Un communiqué du service de presse de la présidence congolaise, les deux chefs d’Etat ont échangé autour du contour du processus aligné de Luanda-Nairobi, 4 jours après la reprise du dossier par le nouveau médiateur. Sans plus.
Un dossier complexe
Même si les contours précis de la mission confiée au président togolais ne sont pas encore définis par l’Union africaine, les observateurs croient savoir qu’elle s’inscrit dans la droite ligne des démarches déjà entreprises en faveur de la paix dans la région des Grands lacs par l’organisation continentale.
Faure Gnassingbé est appelé à collaborer avec 5 co-facilitateurs désignés par la SADC et l’EAC, le 24 mars 2025. Il s’agit des anciens présidents Uhuru Kenyatta (Kenya), Sahle-Work Zewde (Ethiopie), Cathérine Samba-Panza (République Centrafricaine), Olesegun Obasandjo (Nigeria) et Kgalema Motlanthe (Afrique de Sud).

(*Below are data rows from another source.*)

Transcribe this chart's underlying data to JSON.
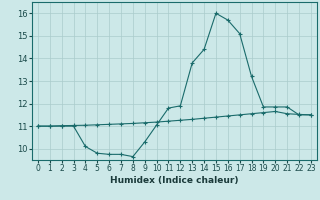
{
  "xlabel": "Humidex (Indice chaleur)",
  "xlim": [
    -0.5,
    23.5
  ],
  "ylim": [
    9.5,
    16.5
  ],
  "xticks": [
    0,
    1,
    2,
    3,
    4,
    5,
    6,
    7,
    8,
    9,
    10,
    11,
    12,
    13,
    14,
    15,
    16,
    17,
    18,
    19,
    20,
    21,
    22,
    23
  ],
  "yticks": [
    10,
    11,
    12,
    13,
    14,
    15,
    16
  ],
  "background_color": "#cce8e8",
  "grid_color": "#aacccc",
  "line_color": "#1a6b6b",
  "curve1_x": [
    0,
    1,
    2,
    3,
    4,
    5,
    6,
    7,
    8,
    9,
    10,
    11,
    12,
    13,
    14,
    15,
    16,
    17,
    18,
    19,
    20,
    21,
    22,
    23
  ],
  "curve1_y": [
    11.0,
    11.0,
    11.0,
    11.0,
    10.1,
    9.8,
    9.75,
    9.75,
    9.65,
    10.3,
    11.05,
    11.8,
    11.9,
    13.8,
    14.4,
    16.0,
    15.7,
    15.1,
    13.2,
    11.85,
    11.85,
    11.85,
    11.5,
    11.5
  ],
  "curve2_x": [
    0,
    1,
    2,
    3,
    4,
    5,
    6,
    7,
    8,
    9,
    10,
    11,
    12,
    13,
    14,
    15,
    16,
    17,
    18,
    19,
    20,
    21,
    22,
    23
  ],
  "curve2_y": [
    11.0,
    11.0,
    11.02,
    11.03,
    11.04,
    11.06,
    11.08,
    11.1,
    11.12,
    11.15,
    11.18,
    11.22,
    11.26,
    11.3,
    11.35,
    11.4,
    11.45,
    11.5,
    11.55,
    11.6,
    11.65,
    11.55,
    11.52,
    11.5
  ]
}
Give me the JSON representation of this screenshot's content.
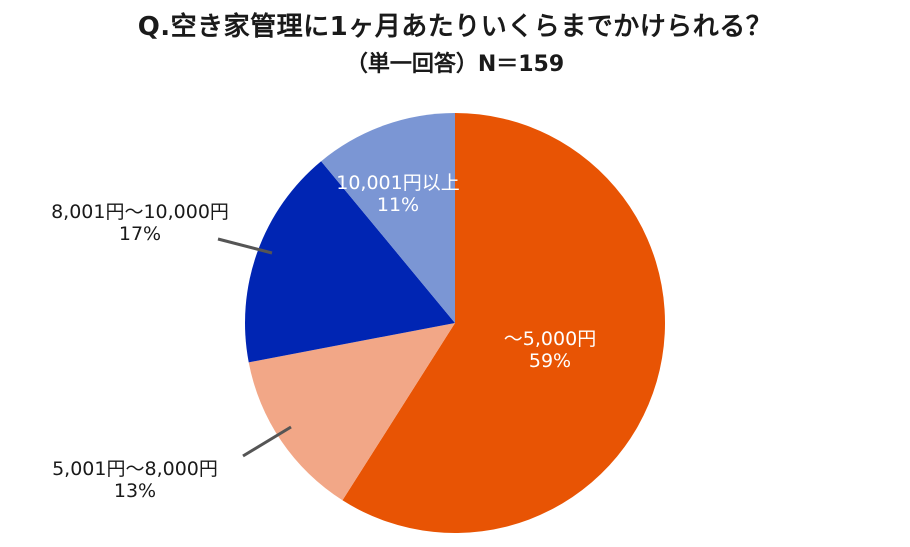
{
  "title": "Q.空き家管理に1ヶ月あたりいくらまでかけられる？",
  "subtitle": "（単一回答）N＝159",
  "colors": {
    "seg1": "#E85404",
    "seg2": "#F2A787",
    "seg3": "#0025B3",
    "seg4": "#7B96D4",
    "leader": "#555555"
  },
  "labels": {
    "seg1": {
      "name": "～5,000円",
      "pct": "59%"
    },
    "seg2": {
      "name": "5,001円～8,000円",
      "pct": "13%"
    },
    "seg3": {
      "name": "8,001円～10,000円",
      "pct": "17%"
    },
    "seg4": {
      "name": "10,001円以上",
      "pct": "11%"
    }
  },
  "chart_data": {
    "type": "pie",
    "title": "Q.空き家管理に1ヶ月あたりいくらまでかけられる？",
    "subtitle": "（単一回答）N＝159",
    "categories": [
      "～5,000円",
      "5,001円～8,000円",
      "8,001円～10,000円",
      "10,001円以上"
    ],
    "values": [
      59,
      13,
      17,
      11
    ],
    "unit": "%",
    "start_angle": "12 o'clock",
    "direction": "clockwise",
    "colors": [
      "#E85404",
      "#F2A787",
      "#0025B3",
      "#7B96D4"
    ],
    "legend": "none (labels on/near slices)"
  }
}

La désignation d’un chef d’Etat en fonction et de 5 anciens chefs d’Etat pour décanter la crise de la région des Grands Lacs donne une idée de la complexité de la tâche qui attend Faure Gnassingbé. En même temps qu’elle interroge sur les chances de réussite du président togolais, après que les négociations menées par son homologue angolais dans le cadre du processus de Luanda se furent arrêtées à l’étape déterminante du retrait des troupes et des mesures de défense rwandaises du territoire congolais et de l’éradication des troupes des FDLR du territoire de la RDC, notamment.

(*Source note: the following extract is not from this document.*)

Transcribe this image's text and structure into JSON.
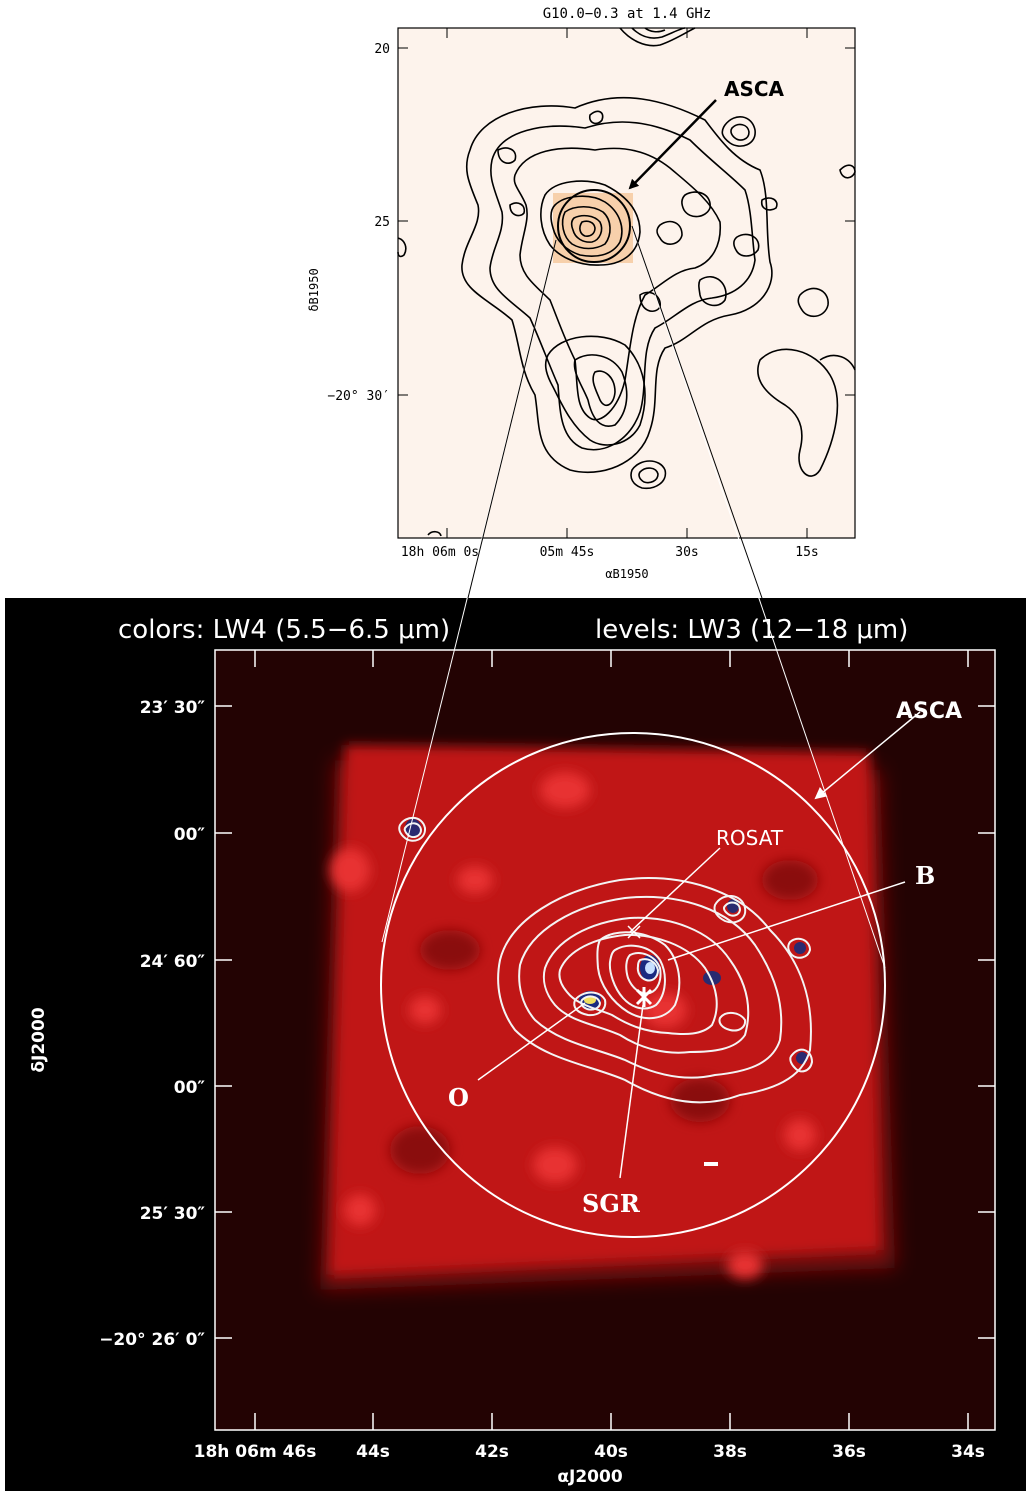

Depuis lors, les deux processus consacrés à la crise de l’Est rd congolais, celui de Luanda entre les deux Etats et celui de Nairobi entre la RDC et les groupes armés ont été fusionnés, jetant quelque confusion sur la suite à réserver par la nouvelle médiation par rapport aux progrès réalisés.
Multiples médiations
L’autre problème que pose la résolution de la crise de l’Est de la RDC réside dans la multiplication des initiatives de médiation. Ces dernières semaines, le Qatar s’est mêlé du dossier et a réussi l’exploit de réunir autour d’une table, à Doha, les présidents Tshisekedi et Kagame, alors que le conflit avait pris des proportions plus qu’inquiétantes après la prise des villes de Goma et de Bukavu par les rebelles de l’AFC/M23 soutenus par l’armée régulière rwandaise. Depuis quelques jours, les délégations du gouvernement de la RDC et des rebelles de l’AFC/M23 séjournent dans la capitale qatari dans le cadre de discussions en face-à-face auxquelles la partie congolaise s’était refusée jusque-là. Ce qui ajoute à la question des chances du médiateur de l’Union africaine, celle de son rôle dans la résolution du conflit de l’Est de la RDC.

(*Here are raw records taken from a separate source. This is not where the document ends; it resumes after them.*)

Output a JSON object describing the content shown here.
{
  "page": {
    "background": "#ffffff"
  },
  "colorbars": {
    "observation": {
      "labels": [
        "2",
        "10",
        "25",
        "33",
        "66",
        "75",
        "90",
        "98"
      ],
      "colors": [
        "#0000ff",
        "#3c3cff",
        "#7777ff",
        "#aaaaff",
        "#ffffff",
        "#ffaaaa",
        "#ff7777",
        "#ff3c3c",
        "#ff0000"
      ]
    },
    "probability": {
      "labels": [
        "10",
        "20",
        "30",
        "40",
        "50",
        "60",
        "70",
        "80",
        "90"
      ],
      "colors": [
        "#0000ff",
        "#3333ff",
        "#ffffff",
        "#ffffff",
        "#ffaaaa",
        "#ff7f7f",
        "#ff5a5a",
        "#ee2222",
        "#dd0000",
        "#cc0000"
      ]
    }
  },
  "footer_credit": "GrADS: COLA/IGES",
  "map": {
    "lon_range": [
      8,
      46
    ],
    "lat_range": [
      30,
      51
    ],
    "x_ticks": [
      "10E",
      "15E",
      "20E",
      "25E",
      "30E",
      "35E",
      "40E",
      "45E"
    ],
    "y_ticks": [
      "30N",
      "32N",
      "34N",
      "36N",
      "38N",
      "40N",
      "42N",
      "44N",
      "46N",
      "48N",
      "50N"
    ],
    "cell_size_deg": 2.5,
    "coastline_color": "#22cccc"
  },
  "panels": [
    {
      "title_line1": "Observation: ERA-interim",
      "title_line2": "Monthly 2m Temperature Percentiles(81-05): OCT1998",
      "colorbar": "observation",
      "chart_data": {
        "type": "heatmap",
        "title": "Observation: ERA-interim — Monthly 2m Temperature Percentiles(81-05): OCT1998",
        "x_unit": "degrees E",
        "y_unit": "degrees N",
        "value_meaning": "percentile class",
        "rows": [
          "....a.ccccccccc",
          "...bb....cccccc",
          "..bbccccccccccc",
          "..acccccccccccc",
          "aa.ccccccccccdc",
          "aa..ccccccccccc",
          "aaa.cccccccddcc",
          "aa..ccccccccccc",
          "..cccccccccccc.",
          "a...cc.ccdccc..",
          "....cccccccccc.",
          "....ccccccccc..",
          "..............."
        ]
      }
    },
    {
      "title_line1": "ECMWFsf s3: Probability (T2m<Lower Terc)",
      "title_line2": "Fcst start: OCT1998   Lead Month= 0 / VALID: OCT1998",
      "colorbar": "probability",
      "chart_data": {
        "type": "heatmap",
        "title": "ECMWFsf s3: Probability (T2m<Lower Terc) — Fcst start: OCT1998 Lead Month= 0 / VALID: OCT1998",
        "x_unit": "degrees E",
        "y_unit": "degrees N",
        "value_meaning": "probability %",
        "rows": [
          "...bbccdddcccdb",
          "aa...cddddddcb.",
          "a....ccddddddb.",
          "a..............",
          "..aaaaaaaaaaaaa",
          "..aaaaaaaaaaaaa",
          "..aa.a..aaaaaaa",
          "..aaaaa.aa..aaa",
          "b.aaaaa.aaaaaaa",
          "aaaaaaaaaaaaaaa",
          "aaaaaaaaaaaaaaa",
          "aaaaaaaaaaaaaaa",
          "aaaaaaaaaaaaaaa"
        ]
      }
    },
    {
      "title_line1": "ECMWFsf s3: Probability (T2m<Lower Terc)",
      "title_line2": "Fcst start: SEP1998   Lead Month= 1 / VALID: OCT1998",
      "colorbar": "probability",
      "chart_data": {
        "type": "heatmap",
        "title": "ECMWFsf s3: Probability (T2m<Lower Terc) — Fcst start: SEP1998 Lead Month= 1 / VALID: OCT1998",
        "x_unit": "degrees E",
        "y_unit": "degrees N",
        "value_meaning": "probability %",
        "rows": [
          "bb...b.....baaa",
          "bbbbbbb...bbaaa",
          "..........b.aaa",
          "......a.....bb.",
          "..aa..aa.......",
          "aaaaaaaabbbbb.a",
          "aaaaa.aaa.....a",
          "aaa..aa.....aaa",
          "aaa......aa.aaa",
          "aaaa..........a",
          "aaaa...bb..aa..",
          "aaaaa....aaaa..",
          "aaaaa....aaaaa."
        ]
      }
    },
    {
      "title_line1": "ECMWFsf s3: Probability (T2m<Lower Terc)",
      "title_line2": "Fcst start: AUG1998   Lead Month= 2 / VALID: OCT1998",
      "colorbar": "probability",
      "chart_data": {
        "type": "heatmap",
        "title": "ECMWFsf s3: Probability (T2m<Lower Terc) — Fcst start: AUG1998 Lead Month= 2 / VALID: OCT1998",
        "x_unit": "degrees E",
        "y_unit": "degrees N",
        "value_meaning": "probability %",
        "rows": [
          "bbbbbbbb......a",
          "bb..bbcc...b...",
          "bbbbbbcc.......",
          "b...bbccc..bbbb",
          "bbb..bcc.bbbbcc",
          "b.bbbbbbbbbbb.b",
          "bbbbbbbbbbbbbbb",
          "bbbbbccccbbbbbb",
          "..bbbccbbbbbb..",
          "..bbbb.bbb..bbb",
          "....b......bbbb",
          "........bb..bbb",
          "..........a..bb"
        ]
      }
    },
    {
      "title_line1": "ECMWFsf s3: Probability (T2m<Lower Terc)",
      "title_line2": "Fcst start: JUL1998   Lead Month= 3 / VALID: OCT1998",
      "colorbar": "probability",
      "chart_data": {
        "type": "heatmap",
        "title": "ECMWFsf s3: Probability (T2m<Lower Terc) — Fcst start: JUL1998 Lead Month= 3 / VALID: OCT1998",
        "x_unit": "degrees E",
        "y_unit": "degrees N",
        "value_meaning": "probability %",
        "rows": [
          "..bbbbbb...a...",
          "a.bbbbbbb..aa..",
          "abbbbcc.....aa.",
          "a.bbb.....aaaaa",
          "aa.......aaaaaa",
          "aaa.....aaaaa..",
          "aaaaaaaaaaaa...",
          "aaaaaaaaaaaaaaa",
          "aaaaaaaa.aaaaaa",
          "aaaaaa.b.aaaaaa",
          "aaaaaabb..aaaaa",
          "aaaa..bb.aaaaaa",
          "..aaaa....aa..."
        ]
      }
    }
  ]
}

Selon les observateurs, à la différence de son homologue angolais, Joao Lourenço, qui avait perdu la confiance de la partie rwandaise dans le cadre du processus de Luanda, Faure Gnassingbé a la chance de bénéficier de l’écoute de Kinshasa aussi bien que de celle de Kigali. En plus de ne pas appartenir aux organisations régionales Est africaine, plutôt proche du Rwanda, et de l’Afrique Australe, plus favorable à la RDC.
Quant aux négociations menées par la diplomatie qatarienne, elles peuvent s’avérer complémentaires à celles de l’UA et même, booster ces dernières en débloquant des situations auxquelles se sont heurtées les précédentes initiatives dans le dossier, selon des diplomates interrogés par nos confrères de RFI. «Le Qatar pourrait ainsi poser les bases du processus, tandis que Faure Gnassingbé pourrait en accompagner la suite au nom de l’UA avec la collaboration des partenaires internationaux», avance-t-on à ce sujet.
En attendant ces échéances, le conflit de l’Est de la RDC dispose d’un nouveau médiateur qui s’est résolument jeté à l’eau.
J.N.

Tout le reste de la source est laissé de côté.